NSP receives funding from two sources: the central administration of the University and funding from the Federal Work-Study program. Despite the insufficient funds to pay all the non-work-study students interested in employment, NSP was able to pay 184 of the applicants for parts or all of last year. Richardson says that he expects comparably overwhelming student interest in the program for this year. As with last year, NSP will not be able to hire all interested students who do not qualify for work-study, but they intend to employ a substantial number.
In addition to last year’s 184 paid students, the program had 35 volunteers who were not paid by choice. “Working at a Chicago school was important enough to me that I wanted to do it regardless of pay,” said second-year in the College Nate Klug. “Besides, NSP always hinted at funding that might be available in the future.”
After not fitting well with the first school in which NSP placed Klug, he decided to stop volunteering a few weeks into fall quarter.
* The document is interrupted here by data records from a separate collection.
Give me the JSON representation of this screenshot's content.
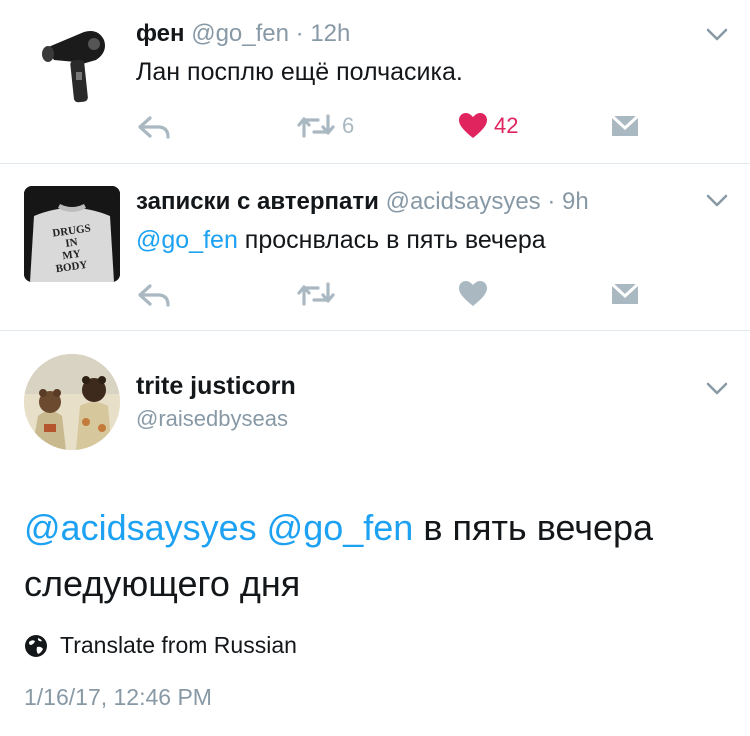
{
  "tweets": [
    {
      "name": "фен",
      "handle": "@go_fen",
      "time": "12h",
      "text": "Лан посплю ещё полчасика.",
      "retweets": "6",
      "likes": "42",
      "liked": true
    },
    {
      "name": "записки с автерпати",
      "handle": "@acidsaysyes",
      "time": "9h",
      "mention": "@go_fen",
      "text": "проснвлась в пять вечера",
      "avatar_text": [
        "DRUGS",
        "IN",
        "MY",
        "BODY"
      ]
    }
  ],
  "detail": {
    "name": "trite justicorn",
    "handle": "@raisedbyseas",
    "mention1": "@acidsaysyes",
    "mention2": "@go_fen",
    "text_line1": "в пять вечера",
    "text_line2": "следующего дня",
    "translate": "Translate from Russian",
    "timestamp": "1/16/17, 12:46 PM"
  },
  "colors": {
    "link": "#1da1f2",
    "like_active": "#e0245e",
    "icon_grey": "#aab8c2",
    "divider": "#e1e8ed"
  },
  "icons": [
    "hair-dryer-avatar",
    "reply-icon",
    "retweet-icon",
    "heart-icon",
    "dm-icon",
    "chevron-down-icon",
    "globe-icon"
  ]
}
Klug’s status as a volunteer as opposed to as a paid employee had negative consequences: “Since I was a volunteer, I was kind of under the radar and NSP didn’t really pay me any attention,” he said. “In fact, my ‘quitting’ went unnoticed until the early winter.”
After agreeing to take a paid position as a teacher’s assistant in a different school, Klug’s NSP experience has significantly improved. “I started work [at a different school] early last winter and have been working there ever since, two times a week,” Klug said. “NSP has been great to me.”
While the NSP’s inability to employ all interested students last year did not affect any one school in particular, there is a need for extra help in all 51 schools that participate in the program, especially for children who need individualized attention.
Second-year in the College Danae Roumis, was made acutely aware of this need last spring. Through NSP, Roumis tutored a fifth-grade boy who could not read. “It blew my mind that no individual attention had been previously given to someone that so desperately needed it, and also that he had managed to advance to the fifth grade despite obvious troubles that, undoubtedly, would have reflected on both classroom and standardized testing,” she said. “I learned a lesson about the Chicago Public Schools and the unfortunate, disheartening consequences of very low educational funding.”
NSP had approximately 400 students in the program last year, including the 35 unpaid volunteers. “Because the demand for jobs in the NSP has now become greater than our budget, which has steadily had reasonable, even more than reasonable, increases over the years, especially recent years, some of the student applicants for the NSP now participate without pay,” Richardson said. “Although we would rather be able to pay all students who want to be in the program, it is a testament to the NSP’s meaning for students that so many now want to be involved.”